Ever since I was little, I’ve been more interested in the things I can’t see than the things I can see. I remember, as a little kid, clenching my fists and squeezing them real hard with my eyes scrunched and lips pursed, contracting my whole body wanting to connect to something, to know what I was doing here, to gain access to the truth of what is life really and the point of it all.

I used to believe that if I had just the right thought, asked the ethers the perfect question or gained the piece of knowledge I really needed to know, all would be revealed. I’ve always wanted to crack the code!

Life, to me, was then and still is today, a great mystery.

I mean, truly. Look at nature and the perfection of the connectedness of everything; the food chain, the human body’s ability to keep going year after year and regulate itself. The great composter mother earth, the sky, the ways our environment supports us, and the animating force that came in with us often referred to as Spirit, the soul, the true self, or your fullest potential. We keep going until we pass on into the next realm, also a mystery.

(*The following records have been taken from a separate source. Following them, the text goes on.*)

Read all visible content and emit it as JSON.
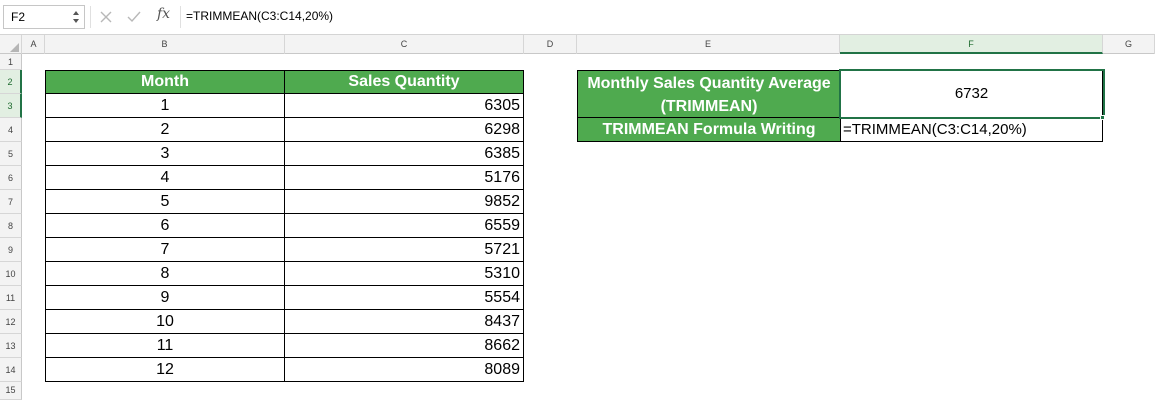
{
  "formula_bar": {
    "name_box": "F2",
    "fx_label": "fx",
    "formula": "=TRIMMEAN(C3:C14,20%)"
  },
  "columns": [
    "A",
    "B",
    "C",
    "D",
    "E",
    "F",
    "G"
  ],
  "active_column": "F",
  "rows": [
    "1",
    "2",
    "3",
    "4",
    "5",
    "6",
    "7",
    "8",
    "9",
    "10",
    "11",
    "12",
    "13",
    "14",
    "15"
  ],
  "active_row": "2",
  "sales_table": {
    "headers": [
      "Month",
      "Sales Quantity"
    ],
    "rows": [
      [
        "1",
        "6305"
      ],
      [
        "2",
        "6298"
      ],
      [
        "3",
        "6385"
      ],
      [
        "4",
        "5176"
      ],
      [
        "5",
        "9852"
      ],
      [
        "6",
        "6559"
      ],
      [
        "7",
        "5721"
      ],
      [
        "8",
        "5310"
      ],
      [
        "9",
        "5554"
      ],
      [
        "10",
        "8437"
      ],
      [
        "11",
        "8662"
      ],
      [
        "12",
        "8089"
      ]
    ]
  },
  "result": {
    "label_line1": "Monthly Sales Quantity Average",
    "label_line2": "(TRIMMEAN)",
    "value": "6732",
    "writing_label": "TRIMMEAN Formula Writing",
    "writing_value": "=TRIMMEAN(C3:C14,20%)"
  },
  "colors": {
    "header_green": "#4faa4f",
    "selection_green": "#217346"
  }
}
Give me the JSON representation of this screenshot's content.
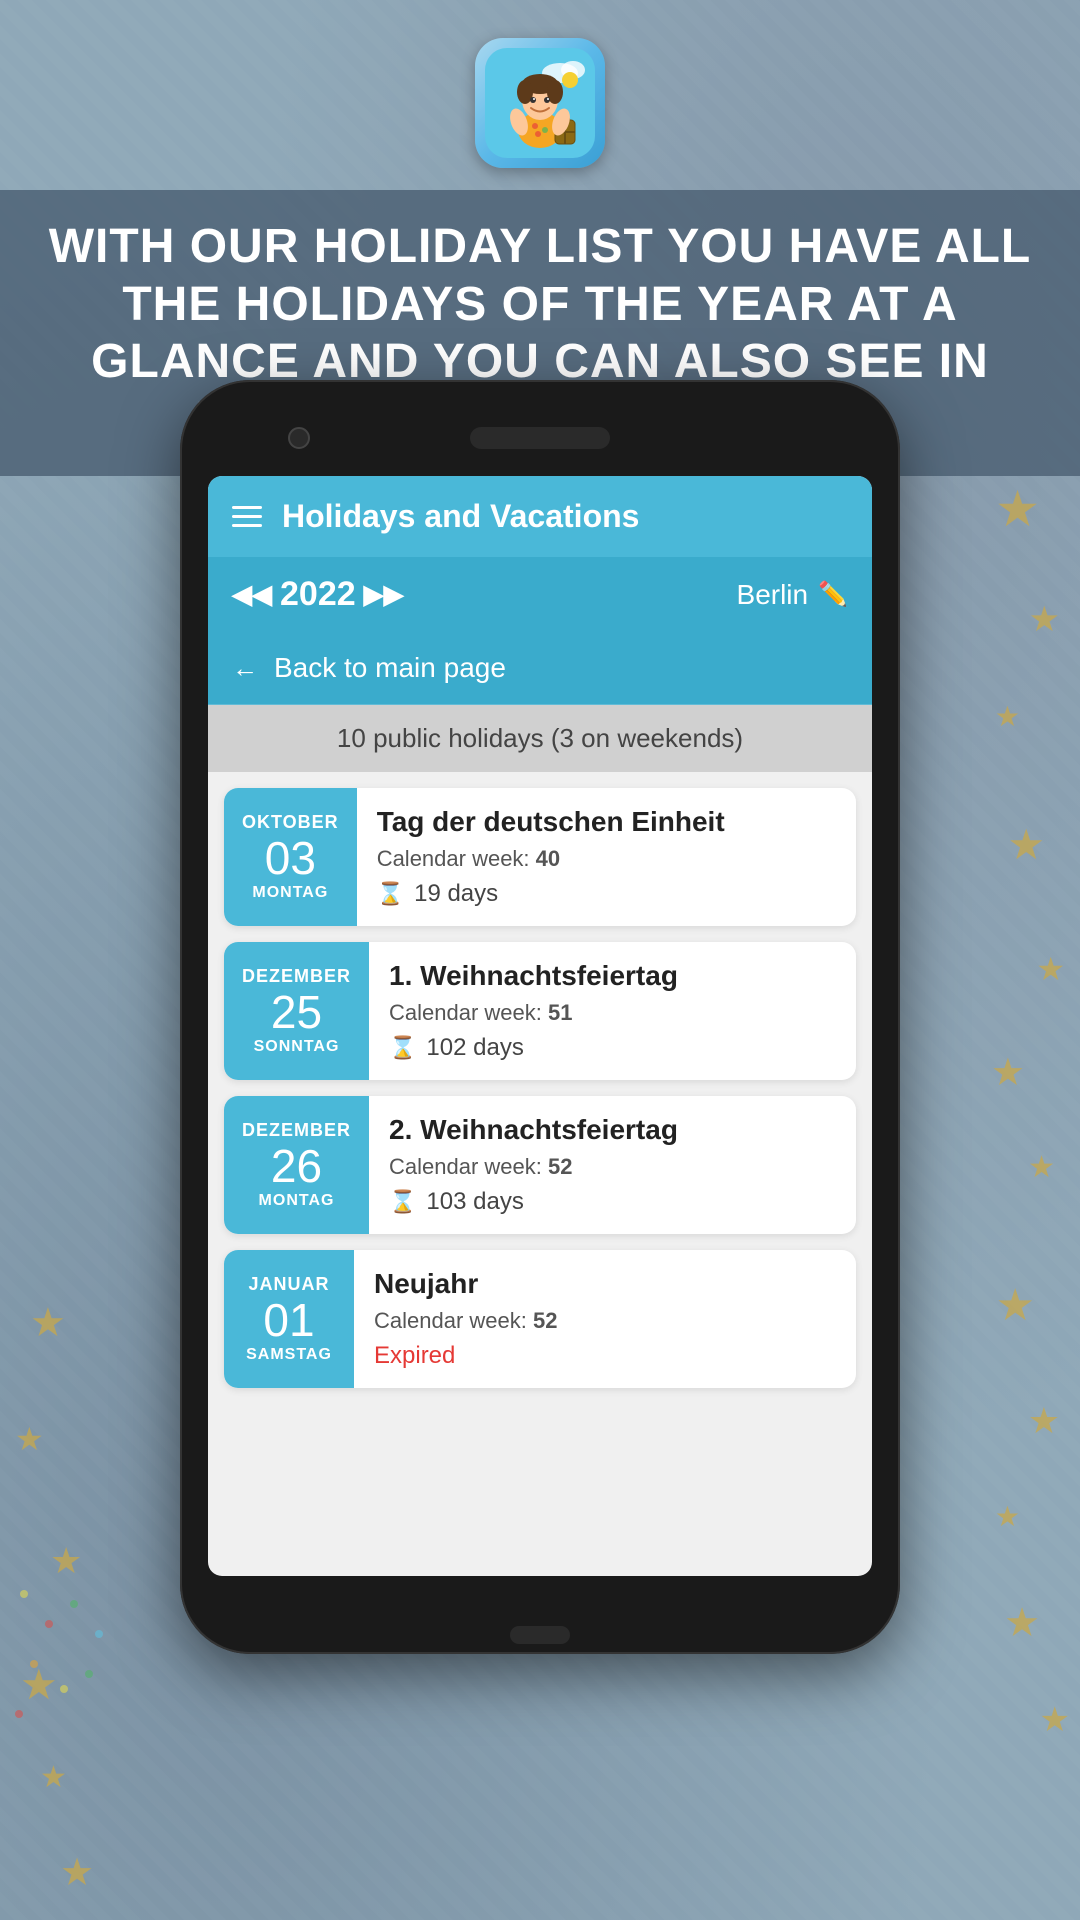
{
  "app": {
    "icon_alt": "holiday-vacation-app-icon",
    "header_banner": "WITH OUR HOLIDAY LIST YOU HAVE ALL THE HOLIDAYS OF THE YEAR AT A GLANCE AND YOU CAN ALSO SEE IN HOW MANY DAYS THEY ARE"
  },
  "phone": {
    "app_title": "Holidays and Vacations",
    "year": "2022",
    "city": "Berlin",
    "back_button_label": "Back to main page",
    "holidays_summary": "10 public holidays (3 on weekends)",
    "holidays": [
      {
        "month": "OKTOBER",
        "day": "03",
        "weekday": "MONTAG",
        "name": "Tag der deutschen Einheit",
        "calendar_week": "40",
        "days_label": "19 days",
        "status": "upcoming"
      },
      {
        "month": "DEZEMBER",
        "day": "25",
        "weekday": "SONNTAG",
        "name": "1. Weihnachtsfeiertag",
        "calendar_week": "51",
        "days_label": "102 days",
        "status": "upcoming"
      },
      {
        "month": "DEZEMBER",
        "day": "26",
        "weekday": "MONTAG",
        "name": "2. Weihnachtsfeiertag",
        "calendar_week": "52",
        "days_label": "103 days",
        "status": "upcoming"
      },
      {
        "month": "JANUAR",
        "day": "01",
        "weekday": "SAMSTAG",
        "name": "Neujahr",
        "calendar_week": "52",
        "days_label": "Expired",
        "status": "expired"
      }
    ],
    "calendar_week_label": "Calendar week: ",
    "hourglass": "⌛"
  },
  "ui": {
    "nav_prev": "◀◀",
    "nav_next": "▶▶",
    "edit_icon": "✏️",
    "back_arrow": "←"
  }
}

When my brother suddenly died in March, I became the last living member of my nuclear family. At first, it was such a shock. I couldn’t even really believe it. It became real as the months went on; I started grokking that we would not speak again. I hadn’t bit my nails for over two years and noticed I was biting them again. I needed time to process this new world without him in it. I needed more rest, deep compassion for myself, and how to live on this beautiful planet with the precious time I have came into question. What does my soul want?

He did not know that it was the last time he would see a sunrise when he woke up that morning. We never know.

I’ve moved over 60 times since I left my house when I 18. I’ve stopped counting. It’s a great way to track life; I know where I lived when events happened, so I know when they happened! People have often asked me, “How can you move so much?” while I wonder, “How can you stay in one place for so long?”

When I left Los Angeles in 2014, I traveled to New Mexico, back to Cleveland, where I was raised, to Buffalo, NY, for a month and then I landed here in Colorado, where I’ve lived since 2015. And a change is on the horizon.

I’m taking a year-long class learning Shamatha Vipassana meditation. We did a meditation a few weeks ago called The Invitation. In this meditation, we entered into the expansiveness of who we are underneath who we think we are; the essence of our being, our aloha nature, our true self before we’re layered with personality and survival mechanisms.
Sitting in this space profoundly touched me.

What does my soul want? It wants to hit the road and enter the great mystery. It can be scary to answer a calling like this and even more scary not to. So, as of October 1 or thereabouts, I’m hitting the road and seeing where I land. I’m selling most of my belongings. I’m visiting friends and family here and there and staying open to opportunities that show up. I may end up in Oregon. I don’t know.

My coaching business will continue to grow. I can coach from anywhere. I’m stepping into another adventure that will only enhance my offerings. I’m passionate about helping you fully step into your life.